Dans son éditorial de la dernière édition du Prix des Terres (mars 2019), le président de la FNSAFER s’inquiète ouvertement du vieillissement de la population : « Entre 2000 et 2016, un quart des exploitations agricoles a disparu. Aujourd’hui, un quart des chefs d’exploitation a plus de 60 ans » et propose davantage de régulation pour faire face à ces défis.
Sauf que cette « disparition » des exploitations n’est pas seulement due à un défaut de transmission, mais correspond à une évolution logique des fermes de notre époque, lesquelles s’agrandissent ou se regroupent afin d’assurer leur viabilité économique, comme c’est déjà le cas dans la plupart des pays européens. Par exemple, entre ces mêmes années 2000 et 2016, le nombre de sociétés et groupements agricoles (EARL, SCEA, GAEC…) a augmenté de 112 000 à plus de 170 000.
Mais au-delà de ce constat du président des SAFER, faut-il y percevoir un aveu d’échec de l’institution qui, avec ses outils d’intervention et son monopole, arbitre l’ensemble du marché des cessions d’exploitation depuis plus de 50 ans ?
L’obsession de l’installation des jeunes agriculteurs (moins de 40 ans) dans une « exploitation familiale » et sous un certain seuil de surface théorique, a montré ses limites, voire même ses dégâts lorsqu’on constate la santé financière des exploitations françaises, notamment en élevage.
Parcours à l’installation ou parcours du combattant ?
L’installation en agriculture, par les plus ou moins jeunes, doit être repensée avec pragmatisme et ne doit pas être guidée par l’idéologie. Le contrôle rigoureux des projets d’exploitation via le contrôle des structures, et la totale transparence de l’activité agricole voulue par la Safer, ne peuvent être la solution.
Outre cette réglementation omniprésente en France, se pose la question du coût des reprises. En 2015, le directeur du pôle animal de Coop de France, Jacques Poulet, s’indignait dans Les Échos : « Toutes les installations, dans quelque production que ce soit, requièrent des investissements plus lourds qu’il y a dix ans. On est dans un rapport de 1 à 2 ».
Dans ces conditions, comment reprocher à la jeunesse – même la plus encline à dynamiser nos campagnes – de renoncer à s’installer ? Entre le montant initial de l’investissement, la réglementation agricole décourageante, et les inquiétudes liées à la reprise d’une exploitation dans un climat d’extrême volatilité économique et politique sur les marchés agricoles, la tâche est ardue. Quand ensuite les banques se montrent frileuses devant les montants à engager, elle devient mission impossible.
Un modèle à dépasser
Le syndicalisme agricole majoritaire et celui des JA continuent de défendre et promouvoir l’installation avec détention du capital foncier.
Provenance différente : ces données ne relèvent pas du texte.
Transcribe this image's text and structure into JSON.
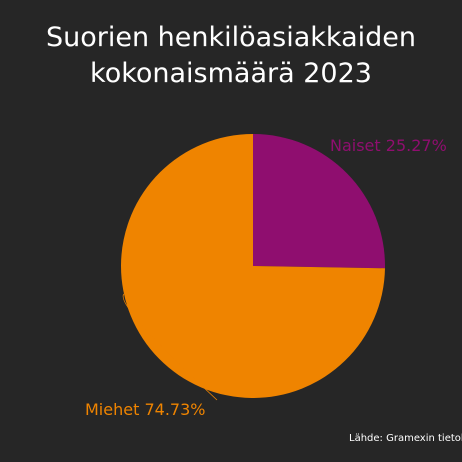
{
  "chart_data": {
    "type": "pie",
    "title": "Suorien henkilöasiakkaiden kokonaismäärä 2023",
    "categories": [
      "Naiset",
      "Miehet"
    ],
    "values": [
      25.27,
      74.73
    ],
    "value_labels": [
      "25.27%",
      "74.73%"
    ],
    "colors": [
      "#8f0e6f",
      "#ef8400"
    ],
    "source": "Lähde: Gramexin tietokanta, ti"
  }
}
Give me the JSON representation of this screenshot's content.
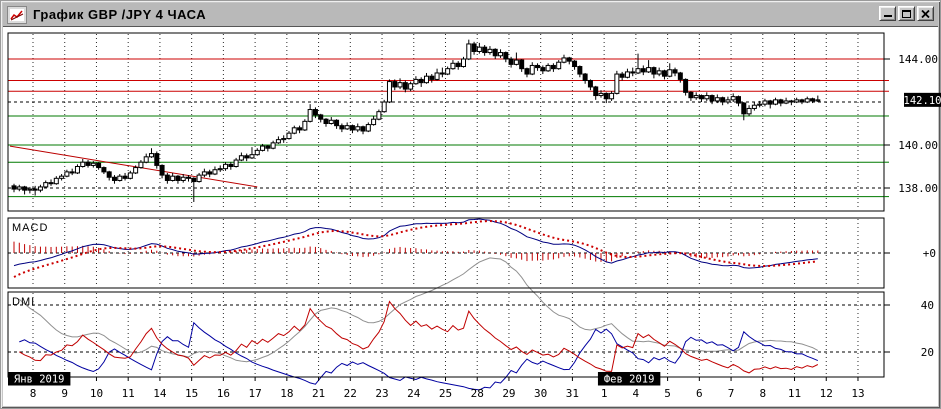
{
  "window": {
    "title": "График GBP /JPY 4 ЧАСА"
  },
  "colors": {
    "window_chrome": "#b9b9b9",
    "panel_bg": "#ffffff",
    "grid": "#2a2a2a",
    "candle_outline": "#000000",
    "up_candle_fill": "#ffffff",
    "down_candle_fill": "#000000",
    "resistance_line": "#cc0000",
    "support_line": "#007a00",
    "trendline": "#bb0000",
    "macd_line": "#000080",
    "macd_signal": "#cc0000",
    "macd_histogram": "#c00000",
    "plus_di": "#c00000",
    "minus_di": "#0000a0",
    "adx": "#909090",
    "badge_bg": "#000000",
    "badge_text": "#ffffff"
  },
  "price_axis": {
    "labels": [
      {
        "text": "144.00",
        "price": 144.0
      },
      {
        "text": "140.00",
        "price": 140.0
      },
      {
        "text": "138.00",
        "price": 138.0
      }
    ],
    "current_price_badge": {
      "text": "142.10",
      "price": 142.1
    },
    "red_tick_prices": [
      143.0,
      142.5
    ],
    "green_tick_prices": [
      141.35,
      139.2,
      137.6
    ]
  },
  "macd_axis": {
    "zero_label": "+0",
    "zero_value": 0
  },
  "dmi_axis": {
    "labels": [
      {
        "text": "40",
        "value": 40
      },
      {
        "text": "20",
        "value": 20
      }
    ]
  },
  "x_axis": {
    "day_labels": [
      "8",
      "9",
      "10",
      "11",
      "14",
      "15",
      "16",
      "17",
      "18",
      "21",
      "22",
      "23",
      "24",
      "25",
      "28",
      "29",
      "30",
      "31",
      "1",
      "4",
      "5",
      "6",
      "7",
      "8",
      "11",
      "12",
      "13"
    ],
    "month_badges": [
      {
        "text": "Янв 2019",
        "position": "left-edge"
      },
      {
        "text": "Фев 2019",
        "before_label_index": 18
      }
    ]
  },
  "panels": {
    "macd": {
      "title": "MACD"
    },
    "dmi": {
      "title": "DMI"
    }
  },
  "levels": {
    "red_lines": [
      144.0,
      143.0,
      142.5
    ],
    "green_lines": [
      141.35,
      140.0,
      139.2,
      137.6
    ],
    "dashed_gridlines": [
      144.0,
      142.0,
      140.0,
      138.0
    ]
  },
  "trendline": {
    "from": {
      "candle_index": 0,
      "price": 139.95
    },
    "to": {
      "candle_index": 46,
      "price": 138.05
    }
  },
  "chart_data": {
    "type": "candlestick",
    "symbol": "GBP/JPY",
    "timeframe_label": "4 ЧАСА",
    "leading_candles": 4,
    "candles_per_day": 6,
    "last_day_candles": 5,
    "indicators": {
      "macd": {
        "fast": 12,
        "slow": 26,
        "signal": 9
      },
      "dmi": {
        "period": 14
      }
    },
    "candles": [
      [
        138.1,
        138.2,
        137.8,
        137.95
      ],
      [
        137.95,
        138.15,
        137.85,
        138.05
      ],
      [
        138.05,
        138.1,
        137.7,
        137.9
      ],
      [
        137.9,
        138.05,
        137.75,
        137.95
      ],
      [
        137.95,
        138.1,
        137.65,
        137.9
      ],
      [
        137.9,
        138.15,
        137.8,
        138.05
      ],
      [
        138.05,
        138.35,
        138.0,
        138.25
      ],
      [
        138.25,
        138.4,
        138.1,
        138.2
      ],
      [
        138.2,
        138.55,
        138.15,
        138.45
      ],
      [
        138.45,
        138.65,
        138.35,
        138.55
      ],
      [
        138.55,
        138.85,
        138.5,
        138.75
      ],
      [
        138.75,
        138.9,
        138.6,
        138.7
      ],
      [
        138.7,
        139.1,
        138.65,
        139.0
      ],
      [
        139.0,
        139.35,
        138.95,
        139.2
      ],
      [
        139.2,
        139.3,
        138.95,
        139.05
      ],
      [
        139.05,
        139.25,
        138.95,
        139.15
      ],
      [
        139.15,
        139.2,
        138.85,
        138.95
      ],
      [
        138.95,
        139.0,
        138.65,
        138.75
      ],
      [
        138.75,
        138.8,
        138.35,
        138.5
      ],
      [
        138.5,
        138.6,
        138.2,
        138.35
      ],
      [
        138.35,
        138.65,
        138.3,
        138.55
      ],
      [
        138.55,
        138.7,
        138.35,
        138.45
      ],
      [
        138.45,
        138.8,
        138.4,
        138.7
      ],
      [
        138.7,
        139.05,
        138.65,
        138.95
      ],
      [
        138.95,
        139.3,
        138.9,
        139.2
      ],
      [
        139.2,
        139.6,
        139.15,
        139.45
      ],
      [
        139.45,
        139.85,
        139.4,
        139.6
      ],
      [
        139.6,
        139.7,
        138.9,
        139.05
      ],
      [
        139.05,
        139.1,
        138.45,
        138.6
      ],
      [
        138.6,
        138.7,
        138.2,
        138.35
      ],
      [
        138.35,
        138.7,
        138.3,
        138.55
      ],
      [
        138.55,
        138.6,
        138.2,
        138.35
      ],
      [
        138.35,
        138.65,
        138.25,
        138.5
      ],
      [
        138.5,
        138.6,
        138.3,
        138.45
      ],
      [
        138.45,
        138.5,
        137.35,
        138.3
      ],
      [
        138.3,
        138.7,
        138.25,
        138.6
      ],
      [
        138.6,
        138.9,
        138.5,
        138.75
      ],
      [
        138.75,
        138.85,
        138.5,
        138.65
      ],
      [
        138.65,
        139.0,
        138.6,
        138.85
      ],
      [
        138.85,
        139.05,
        138.75,
        138.9
      ],
      [
        138.9,
        139.2,
        138.8,
        139.1
      ],
      [
        139.1,
        139.2,
        138.85,
        139.0
      ],
      [
        139.0,
        139.4,
        138.95,
        139.3
      ],
      [
        139.3,
        139.65,
        139.25,
        139.5
      ],
      [
        139.5,
        139.6,
        139.25,
        139.4
      ],
      [
        139.4,
        139.9,
        139.35,
        139.55
      ],
      [
        139.55,
        139.85,
        139.5,
        139.75
      ],
      [
        139.75,
        140.05,
        139.7,
        139.95
      ],
      [
        139.95,
        140.0,
        139.7,
        139.85
      ],
      [
        139.85,
        140.2,
        139.8,
        140.1
      ],
      [
        140.1,
        140.4,
        140.05,
        140.25
      ],
      [
        140.25,
        140.45,
        140.1,
        140.3
      ],
      [
        140.3,
        140.65,
        140.25,
        140.55
      ],
      [
        140.55,
        140.9,
        140.5,
        140.8
      ],
      [
        140.8,
        140.9,
        140.55,
        140.7
      ],
      [
        140.7,
        141.2,
        140.65,
        141.1
      ],
      [
        141.1,
        141.9,
        141.05,
        141.65
      ],
      [
        141.65,
        141.75,
        141.25,
        141.4
      ],
      [
        141.4,
        141.45,
        141.05,
        141.2
      ],
      [
        141.2,
        141.25,
        140.85,
        141.0
      ],
      [
        141.0,
        141.3,
        140.95,
        141.15
      ],
      [
        141.15,
        141.2,
        140.75,
        140.9
      ],
      [
        140.9,
        141.0,
        140.6,
        140.75
      ],
      [
        140.75,
        141.05,
        140.7,
        140.9
      ],
      [
        140.9,
        140.95,
        140.55,
        140.7
      ],
      [
        140.7,
        141.0,
        140.6,
        140.85
      ],
      [
        140.85,
        140.9,
        140.5,
        140.65
      ],
      [
        140.65,
        141.05,
        140.6,
        140.95
      ],
      [
        140.95,
        141.35,
        140.9,
        141.2
      ],
      [
        141.2,
        141.65,
        141.15,
        141.55
      ],
      [
        141.55,
        142.1,
        141.5,
        142.0
      ],
      [
        142.0,
        143.05,
        141.95,
        142.95
      ],
      [
        142.95,
        143.05,
        142.55,
        142.7
      ],
      [
        142.7,
        143.1,
        142.6,
        142.9
      ],
      [
        142.9,
        143.0,
        142.45,
        142.6
      ],
      [
        142.6,
        142.95,
        142.5,
        142.85
      ],
      [
        142.85,
        143.2,
        142.8,
        143.05
      ],
      [
        143.05,
        143.15,
        142.7,
        142.9
      ],
      [
        142.9,
        143.35,
        142.85,
        143.2
      ],
      [
        143.2,
        143.3,
        142.9,
        143.05
      ],
      [
        143.05,
        143.55,
        143.0,
        143.35
      ],
      [
        143.35,
        143.6,
        143.15,
        143.3
      ],
      [
        143.3,
        143.65,
        143.25,
        143.55
      ],
      [
        143.55,
        143.95,
        143.5,
        143.8
      ],
      [
        143.8,
        143.9,
        143.5,
        143.65
      ],
      [
        143.65,
        144.1,
        143.6,
        144.0
      ],
      [
        144.0,
        144.9,
        143.95,
        144.7
      ],
      [
        144.7,
        144.8,
        144.2,
        144.35
      ],
      [
        144.35,
        144.75,
        144.25,
        144.55
      ],
      [
        144.55,
        144.65,
        144.15,
        144.3
      ],
      [
        144.3,
        144.6,
        144.2,
        144.45
      ],
      [
        144.45,
        144.5,
        144.0,
        144.15
      ],
      [
        144.15,
        144.45,
        144.05,
        144.3
      ],
      [
        144.3,
        144.35,
        143.85,
        144.0
      ],
      [
        144.0,
        144.1,
        143.6,
        143.75
      ],
      [
        143.75,
        144.3,
        143.7,
        143.95
      ],
      [
        143.95,
        144.0,
        143.4,
        143.55
      ],
      [
        143.55,
        143.6,
        143.15,
        143.3
      ],
      [
        143.3,
        143.85,
        143.25,
        143.7
      ],
      [
        143.7,
        143.8,
        143.45,
        143.6
      ],
      [
        143.6,
        143.7,
        143.3,
        143.45
      ],
      [
        143.45,
        143.8,
        143.4,
        143.7
      ],
      [
        143.7,
        143.8,
        143.4,
        143.55
      ],
      [
        143.55,
        143.95,
        143.5,
        143.85
      ],
      [
        143.85,
        144.2,
        143.8,
        144.05
      ],
      [
        144.05,
        144.1,
        143.75,
        143.9
      ],
      [
        143.9,
        143.95,
        143.5,
        143.65
      ],
      [
        143.65,
        143.7,
        143.15,
        143.3
      ],
      [
        143.3,
        143.35,
        142.85,
        143.0
      ],
      [
        143.0,
        143.05,
        142.55,
        142.7
      ],
      [
        142.7,
        142.75,
        142.1,
        142.3
      ],
      [
        142.3,
        142.55,
        142.2,
        142.4
      ],
      [
        142.4,
        142.45,
        141.95,
        142.15
      ],
      [
        142.15,
        142.5,
        142.05,
        142.4
      ],
      [
        142.4,
        143.45,
        142.35,
        143.3
      ],
      [
        143.3,
        143.4,
        143.0,
        143.15
      ],
      [
        143.15,
        143.55,
        143.1,
        143.4
      ],
      [
        143.4,
        143.6,
        143.2,
        143.35
      ],
      [
        143.35,
        144.25,
        143.3,
        143.55
      ],
      [
        143.55,
        143.7,
        143.25,
        143.4
      ],
      [
        143.4,
        143.95,
        143.35,
        143.6
      ],
      [
        143.6,
        143.65,
        143.1,
        143.3
      ],
      [
        143.3,
        143.6,
        143.2,
        143.45
      ],
      [
        143.45,
        143.5,
        143.05,
        143.2
      ],
      [
        143.2,
        143.8,
        143.15,
        143.5
      ],
      [
        143.5,
        143.6,
        143.2,
        143.35
      ],
      [
        143.35,
        143.4,
        142.9,
        143.05
      ],
      [
        143.05,
        143.1,
        142.3,
        142.45
      ],
      [
        142.45,
        142.5,
        142.05,
        142.2
      ],
      [
        142.2,
        142.45,
        142.1,
        142.3
      ],
      [
        142.3,
        142.35,
        142.0,
        142.15
      ],
      [
        142.15,
        142.45,
        142.05,
        142.3
      ],
      [
        142.3,
        142.35,
        141.9,
        142.05
      ],
      [
        142.05,
        142.35,
        141.95,
        142.2
      ],
      [
        142.2,
        142.25,
        141.85,
        142.0
      ],
      [
        142.0,
        142.25,
        141.9,
        142.1
      ],
      [
        142.1,
        142.4,
        142.0,
        142.25
      ],
      [
        142.25,
        142.3,
        141.8,
        141.95
      ],
      [
        141.95,
        142.0,
        141.15,
        141.45
      ],
      [
        141.45,
        141.85,
        141.35,
        141.7
      ],
      [
        141.7,
        142.0,
        141.6,
        141.85
      ],
      [
        141.85,
        142.05,
        141.75,
        141.9
      ],
      [
        141.9,
        142.15,
        141.8,
        142.05
      ],
      [
        142.05,
        142.1,
        141.7,
        141.9
      ],
      [
        141.9,
        142.2,
        141.85,
        142.1
      ],
      [
        142.1,
        142.15,
        141.8,
        141.95
      ],
      [
        141.95,
        142.2,
        141.9,
        142.05
      ],
      [
        142.05,
        142.1,
        141.85,
        142.0
      ],
      [
        142.0,
        142.2,
        141.95,
        142.1
      ],
      [
        142.1,
        142.15,
        141.9,
        142.0
      ],
      [
        142.0,
        142.25,
        141.95,
        142.15
      ],
      [
        142.15,
        142.2,
        141.95,
        142.05
      ],
      [
        142.05,
        142.3,
        142.0,
        142.1
      ]
    ]
  }
}
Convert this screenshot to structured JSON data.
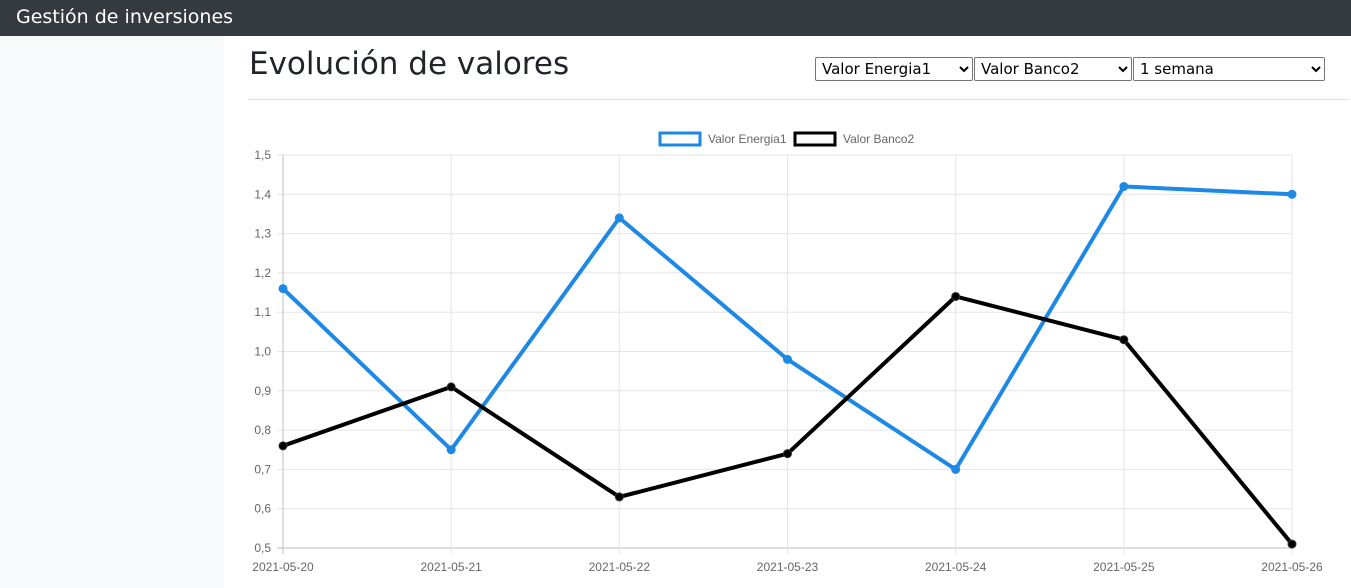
{
  "app": {
    "title": "Gestión de inversiones"
  },
  "page": {
    "title": "Evolución de valores"
  },
  "controls": {
    "asset1": {
      "selected": "Valor Energia1",
      "options": [
        "Valor Energia1"
      ]
    },
    "asset2": {
      "selected": "Valor Banco2",
      "options": [
        "Valor Banco2"
      ]
    },
    "period": {
      "selected": "1 semana",
      "options": [
        "1 semana"
      ]
    }
  },
  "colors": {
    "series1": "#1e88e5",
    "series2": "#000000",
    "grid": "#e5e5e5",
    "tick": "#666666"
  },
  "chart_data": {
    "type": "line",
    "x": [
      "2021-05-20",
      "2021-05-21",
      "2021-05-22",
      "2021-05-23",
      "2021-05-24",
      "2021-05-25",
      "2021-05-26"
    ],
    "series": [
      {
        "name": "Valor Energia1",
        "values": [
          1.16,
          0.75,
          1.34,
          0.98,
          0.7,
          1.42,
          1.4
        ]
      },
      {
        "name": "Valor Banco2",
        "values": [
          0.76,
          0.91,
          0.63,
          0.74,
          1.14,
          1.03,
          0.51
        ]
      }
    ],
    "ylim": [
      0.5,
      1.5
    ],
    "yticks": [
      "0,5",
      "0,6",
      "0,7",
      "0,8",
      "0,9",
      "1,0",
      "1,1",
      "1,2",
      "1,3",
      "1,4",
      "1,5"
    ],
    "grid": true,
    "legend": "top-center"
  }
}
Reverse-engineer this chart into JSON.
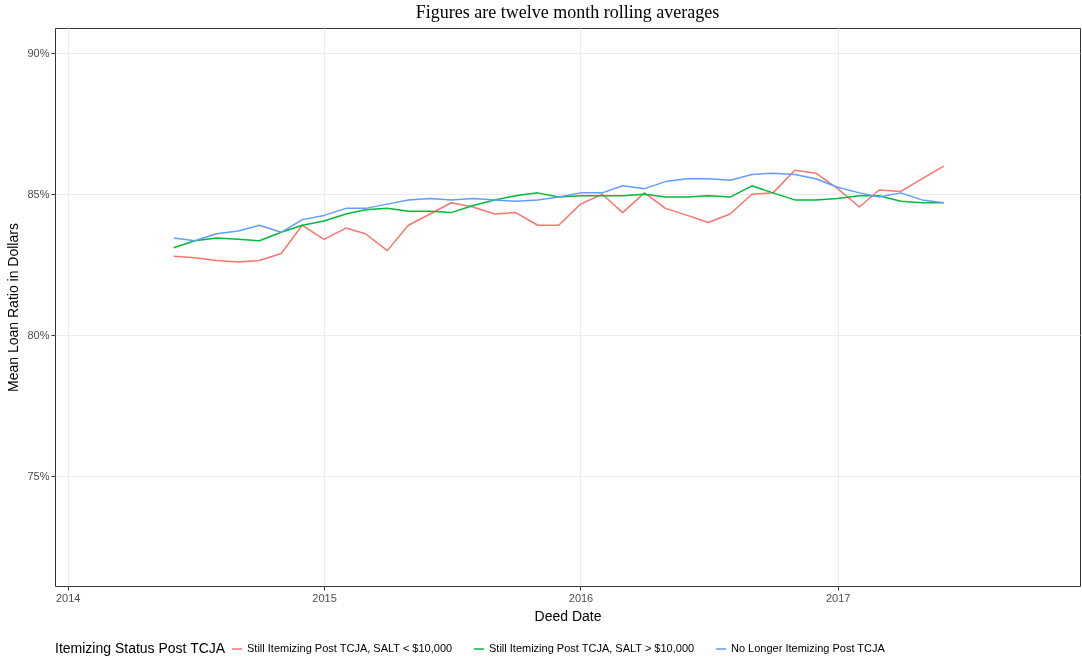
{
  "chart_data": {
    "type": "line",
    "title": "Figures are twelve month rolling averages",
    "xlabel": "Deed Date",
    "ylabel": "Mean Loan Ratio in Dollars",
    "legend_title": "Itemizing Status Post TCJA",
    "x": [
      "2014-06",
      "2014-07",
      "2014-08",
      "2014-09",
      "2014-10",
      "2014-11",
      "2014-12",
      "2015-01",
      "2015-02",
      "2015-03",
      "2015-04",
      "2015-05",
      "2015-06",
      "2015-07",
      "2015-08",
      "2015-09",
      "2015-10",
      "2015-11",
      "2015-12",
      "2016-01",
      "2016-02",
      "2016-03",
      "2016-04",
      "2016-05",
      "2016-06",
      "2016-07",
      "2016-08",
      "2016-09",
      "2016-10",
      "2016-11",
      "2016-12",
      "2017-01",
      "2017-02",
      "2017-03",
      "2017-04",
      "2017-05",
      "2017-06"
    ],
    "series": [
      {
        "name": "Still Itemizing Post TCJA, SALT < $10,000",
        "color": "#f8766d",
        "values": [
          82.8,
          82.75,
          82.65,
          82.6,
          82.65,
          82.9,
          83.9,
          83.4,
          83.8,
          83.6,
          83.0,
          83.9,
          84.3,
          84.7,
          84.55,
          84.3,
          84.35,
          83.9,
          83.9,
          84.65,
          85.0,
          84.35,
          85.05,
          84.5,
          84.25,
          84.0,
          84.3,
          85.0,
          85.05,
          85.85,
          85.75,
          85.2,
          84.55,
          85.15,
          85.1,
          85.55,
          86.0
        ]
      },
      {
        "name": "Still Itemizing Post TCJA, SALT > $10,000",
        "color": "#00ba38",
        "values": [
          83.1,
          83.35,
          83.45,
          83.4,
          83.35,
          83.65,
          83.9,
          84.05,
          84.3,
          84.45,
          84.5,
          84.4,
          84.4,
          84.35,
          84.6,
          84.8,
          84.95,
          85.05,
          84.9,
          84.95,
          84.95,
          84.95,
          85.0,
          84.9,
          84.9,
          84.95,
          84.9,
          85.3,
          85.05,
          84.8,
          84.8,
          84.85,
          84.95,
          84.95,
          84.75,
          84.7,
          84.7
        ]
      },
      {
        "name": "No Longer Itemizing Post TCJA",
        "color": "#619cff",
        "values": [
          83.45,
          83.35,
          83.6,
          83.7,
          83.9,
          83.65,
          84.1,
          84.25,
          84.5,
          84.5,
          84.65,
          84.8,
          84.85,
          84.8,
          84.85,
          84.8,
          84.75,
          84.8,
          84.9,
          85.05,
          85.05,
          85.3,
          85.2,
          85.45,
          85.55,
          85.55,
          85.5,
          85.7,
          85.75,
          85.7,
          85.55,
          85.25,
          85.05,
          84.9,
          85.05,
          84.8,
          84.7
        ]
      }
    ],
    "xlim": [
      "2013-12-14",
      "2017-12-12"
    ],
    "xticks": [
      "2014",
      "2015",
      "2016",
      "2017"
    ],
    "ylim": [
      71.1,
      90.9
    ],
    "yticks": [
      {
        "value": 75,
        "label": "75%"
      },
      {
        "value": 80,
        "label": "80%"
      },
      {
        "value": 85,
        "label": "85%"
      },
      {
        "value": 90,
        "label": "90%"
      }
    ],
    "grid": true,
    "legend": "bottom",
    "marker": "none",
    "line_style": "solid"
  }
}
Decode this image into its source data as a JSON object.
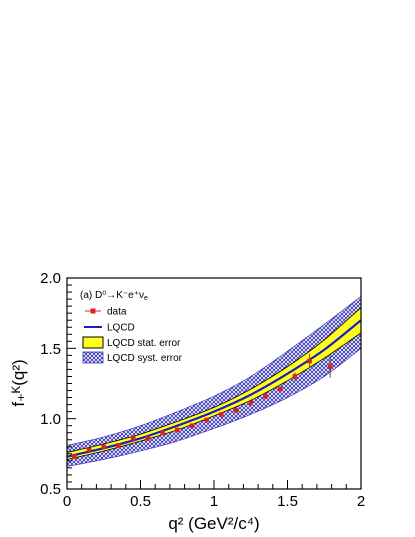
{
  "chart_data": {
    "type": "line",
    "panel_label": "(a) D⁰→K⁻e⁺ν",
    "panel_label_sub": "e",
    "ylabel": "f₊ᴷ(q²)",
    "xlabel": "q² (GeV²/c⁴)",
    "xlim": [
      0,
      2
    ],
    "ylim": [
      0.5,
      2.0
    ],
    "x_ticks": [
      "0",
      "0.5",
      "1",
      "1.5",
      "2"
    ],
    "y_ticks": [
      "0.5",
      "1.0",
      "1.5",
      "2.0"
    ],
    "grid": false,
    "legend_position": "top-left",
    "legend": [
      {
        "label": "data",
        "kind": "marker"
      },
      {
        "label": "LQCD",
        "kind": "line"
      },
      {
        "label": "LQCD stat. error",
        "kind": "yellow-box"
      },
      {
        "label": "LQCD syst. error",
        "kind": "hatched-box"
      }
    ],
    "colors": {
      "data": "#e0201b",
      "lqcd_line": "#1b1bd0",
      "stat_band": "#ffff1a",
      "syst_hatch": "#3434b8"
    },
    "series": [
      {
        "name": "data",
        "x": [
          0.05,
          0.15,
          0.25,
          0.35,
          0.45,
          0.55,
          0.65,
          0.75,
          0.85,
          0.95,
          1.05,
          1.15,
          1.25,
          1.35,
          1.45,
          1.55,
          1.65,
          1.79
        ],
        "y": [
          0.73,
          0.78,
          0.8,
          0.81,
          0.86,
          0.86,
          0.9,
          0.92,
          0.95,
          0.99,
          1.03,
          1.06,
          1.11,
          1.16,
          1.21,
          1.3,
          1.41,
          1.37
        ],
        "yerr": [
          0.01,
          0.01,
          0.01,
          0.01,
          0.01,
          0.01,
          0.01,
          0.01,
          0.01,
          0.01,
          0.01,
          0.01,
          0.015,
          0.02,
          0.02,
          0.03,
          0.05,
          0.08
        ]
      },
      {
        "name": "LQCD",
        "x": [
          0,
          0.25,
          0.5,
          0.75,
          1.0,
          1.25,
          1.5,
          1.75,
          2.0
        ],
        "y": [
          0.73,
          0.79,
          0.86,
          0.95,
          1.05,
          1.17,
          1.32,
          1.49,
          1.7
        ]
      },
      {
        "name": "LQCD stat. error",
        "x": [
          0,
          0.25,
          0.5,
          0.75,
          1.0,
          1.25,
          1.5,
          1.75,
          2.0
        ],
        "low": [
          0.71,
          0.77,
          0.84,
          0.92,
          1.02,
          1.13,
          1.27,
          1.43,
          1.61
        ],
        "high": [
          0.76,
          0.82,
          0.89,
          0.98,
          1.08,
          1.21,
          1.37,
          1.56,
          1.79
        ]
      },
      {
        "name": "LQCD syst. error",
        "x": [
          0,
          0.25,
          0.5,
          0.75,
          1.0,
          1.25,
          1.5,
          1.75,
          2.0
        ],
        "low": [
          0.66,
          0.71,
          0.77,
          0.84,
          0.93,
          1.03,
          1.15,
          1.3,
          1.5
        ],
        "high": [
          0.81,
          0.87,
          0.95,
          1.05,
          1.16,
          1.3,
          1.48,
          1.67,
          1.87
        ]
      }
    ]
  }
}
Ceux qui ont justement pour mission d’aider les jeunes à s’installer, oublient, ce faisant, les difficultés qu’ils mettent en avant par ailleurs, c’est-à-dire le poids de l’investissement. Ils oublient également que dans la plupart des modèles économiques, rares sont les professionnels qui possèdent les murs de leurs locaux. Il serait par exemple impensable pour un jeune restaurateur reprenant un commerce de devoir verser à la fois la valeur du fonds de commerce et le prix des murs de son établissement.
Promouvoir le partenariat, et vite !
Face à la crise profonde et silencieuse qui assaille le monde agricole, l’une des solutions se trouvera dans la location. Le fermage, s’il est repensé dans un partenariat actif, peut être la clef à de nouvelles installations. La location de terres agricoles diminue d’autant l’investissement au démarrage pour les nouveaux agriculteurs qui n’ont pas à faire l’acquisition du capital foncier, terres et bâtiments, en plus des investissements en matériels, équipements, aides PAC, pas-de-porte (interdits mais pourtant bien présents !), etc.
Il est sans aucun doute plus simple de faire s’accorder deux parties sur un contrat de longue durée permettant un portage privé du foncier et des garanties dans le temps, plutôt que de forcer les banques à prêter ou d’inciter les nouveaux installés à s’endetter trop lourdement.
Alors que l’idée d’une prochaine Loi Foncière fait beaucoup de bruit depuis maintenant plus d’un an, le législateur pourrait songer à une modernisation du bail rural permettant à la profession agricole et aux bailleurs de trouver chacun leur intérêt. En tous les cas, ce n’est pas en perpétuant un modèle fragilisé, inadapté et souvent dépassé, qui divise parfois les acteurs ruraux, que l’on résoudra la crise telle qu’elle s’exprime aujourd’hui dans les campagnes françaises.